It looked as though we had a chance to rid the world of the consistently perverse non-trade aspect of all new trade deals – the so-called “investor-state agreement.” And then along came a sneaky European Union proposal dressed up as reform of the investor-state dispute mechanism. It looks like, once again, Canada will agree to granting foreign corporations superior rights to domestic ones. This time it will be the corporations (aka “investors”) of the 23 nations of the European Union that can bring arbitration claims.
These provisions – known by an alphabet soup of acronyms (FIPA, ISDS, IS) – allow a foreign corporation to bring a challenge by way of private arbitration against a government if that government’s actions can be interpreted as “tantamount to expropriation.” Ever since Chapter 11 of NAFTA where this anti-democratic instrument first emerged, arbitrators have been willing to find that perfectly reasonable measures by governments have reduced foreign corporations’ expectations of profits. “Tantamount to expropriation” ceased to mean anything close to actual expropriation. It has become a way for foreign corporations to threaten and punish governments for regulating to protect health, safety and the environment around the world. Trade lawyer Steven Shrybman once correctly described them as “fundamentally corrosive to democracy.”
The most controversial part of the Comprehensive Economic Trade Agreement (CETA) with the European Union is the investor-state provision. The most controversial part of the Trans-Pacific Partnership Agreement (TPP) is the investor-state agreement. These concurrent debates create the opportunity to debate for the first time whether such agreements are in the public interest – anywhere.
Essentially the issue has never been debated. Despite a significant public debate before Canada ratified NAFTA, Chapter 11 was never identified as a source of concern. Not even Canada’s NAFTA negotiators had contemplated that the language could be interpreted as it has been. An elite group of lawyers globally have profited – enormously – as arbitrators, as counsel and as expert witnesses in ripping off governments in the interest of corporate power. Domestic governments and legislatures at all levels – municipal, state/provincial and federal have lost around the world.
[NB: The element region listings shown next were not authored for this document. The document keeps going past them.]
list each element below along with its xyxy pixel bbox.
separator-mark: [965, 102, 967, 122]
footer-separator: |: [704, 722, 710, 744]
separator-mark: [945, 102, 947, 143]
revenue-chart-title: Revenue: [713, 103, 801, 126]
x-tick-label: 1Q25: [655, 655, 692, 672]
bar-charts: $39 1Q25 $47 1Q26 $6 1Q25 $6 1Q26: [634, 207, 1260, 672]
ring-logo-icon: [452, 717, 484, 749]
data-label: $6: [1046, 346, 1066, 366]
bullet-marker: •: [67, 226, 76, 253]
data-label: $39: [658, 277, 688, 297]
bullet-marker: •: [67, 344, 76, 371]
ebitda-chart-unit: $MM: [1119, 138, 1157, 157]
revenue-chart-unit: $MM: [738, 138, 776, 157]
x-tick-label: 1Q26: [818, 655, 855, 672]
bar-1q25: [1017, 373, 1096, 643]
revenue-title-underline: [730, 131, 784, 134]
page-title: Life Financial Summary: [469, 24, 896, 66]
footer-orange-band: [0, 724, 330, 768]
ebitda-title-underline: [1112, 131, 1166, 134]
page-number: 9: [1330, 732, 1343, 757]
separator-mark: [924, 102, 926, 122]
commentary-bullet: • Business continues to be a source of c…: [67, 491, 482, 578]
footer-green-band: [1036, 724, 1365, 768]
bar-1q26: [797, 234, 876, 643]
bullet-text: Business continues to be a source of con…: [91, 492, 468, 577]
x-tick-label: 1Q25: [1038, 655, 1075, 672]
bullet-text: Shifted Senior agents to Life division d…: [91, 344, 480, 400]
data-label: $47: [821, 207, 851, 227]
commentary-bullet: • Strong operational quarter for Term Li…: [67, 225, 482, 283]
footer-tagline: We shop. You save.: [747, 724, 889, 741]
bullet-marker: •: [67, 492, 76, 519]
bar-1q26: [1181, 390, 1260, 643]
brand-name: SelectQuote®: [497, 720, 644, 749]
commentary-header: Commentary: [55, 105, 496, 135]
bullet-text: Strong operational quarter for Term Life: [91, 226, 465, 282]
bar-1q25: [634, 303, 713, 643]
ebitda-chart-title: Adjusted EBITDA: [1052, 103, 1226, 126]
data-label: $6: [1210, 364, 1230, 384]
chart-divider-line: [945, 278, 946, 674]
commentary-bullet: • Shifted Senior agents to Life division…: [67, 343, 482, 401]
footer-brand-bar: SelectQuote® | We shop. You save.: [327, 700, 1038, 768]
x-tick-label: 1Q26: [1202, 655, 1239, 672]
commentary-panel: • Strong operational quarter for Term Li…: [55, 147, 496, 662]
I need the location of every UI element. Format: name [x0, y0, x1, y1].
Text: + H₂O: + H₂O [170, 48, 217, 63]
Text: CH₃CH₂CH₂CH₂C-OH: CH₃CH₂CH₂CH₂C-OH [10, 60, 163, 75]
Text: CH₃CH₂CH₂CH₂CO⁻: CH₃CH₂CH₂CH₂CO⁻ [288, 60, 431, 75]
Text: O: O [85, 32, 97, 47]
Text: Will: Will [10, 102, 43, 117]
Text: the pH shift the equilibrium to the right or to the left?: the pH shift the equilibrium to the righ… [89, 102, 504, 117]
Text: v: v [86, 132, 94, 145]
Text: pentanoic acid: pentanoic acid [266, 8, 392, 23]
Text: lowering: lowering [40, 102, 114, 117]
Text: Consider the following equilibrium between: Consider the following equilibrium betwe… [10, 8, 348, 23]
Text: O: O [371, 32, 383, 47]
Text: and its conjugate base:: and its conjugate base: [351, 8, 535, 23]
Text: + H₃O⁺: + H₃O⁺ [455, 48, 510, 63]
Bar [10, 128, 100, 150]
The new so-called reform of ISDS in CETA was put forward by EU Trade Commissioner Cecilia Malmström. It is described as an Investment Court System (ICS). Despite being over-sold in the media, the actual proposal is simply rebranding the ISDS mechanism. One of the few independent Canadian experts in investor-state dispute systems is Gus Van Harten of Osgoode Hall Law School. In a recent article for the Social Science Research Network, he has carefully critiqued Mme Malmström’s proposal. Van Harten rejects it as allowing the continuation of ISDS, despite a degree of whitewashing of its sins. Particularly worrying is the failure to require that foreign corporations exhaust their access to domestic courts before opting for investor-state arbitration. As the appalling Bilcon case under Chapter 11 has established, a foreign corporation can choose to ignore its access to courts and go to anti-democratic investor-state arbitrations instead.
The sensible thing to do, as the issue is hotly debated in the CETA and TPP context, is to move for a thorough global review of all these agreements in the context of the WTO. The Canada China investor-state agreement is arguably the worst Canada has ever entered into. The Conservative cabinet ratified it in secret by order in council. The earliest Canada can exit the agreement is 2045. Our only way out is either through a global review or if Beijing agrees to renegotiate FIPA in the course of our new trade talks.
A global review of all such agreements is long overdue. They are not a necessary precondition to investment. Australia, for example, has a far larger volume of trade with China than Canada and never entered into an ISDS with China at all – much less the lop-sided deal with which Harper has left us.
The Liberal government’s determination is ratify CETA is our first big test of whether citizen engagement against investor-state provisions and increasing global corporate rule can alter the Liberal course.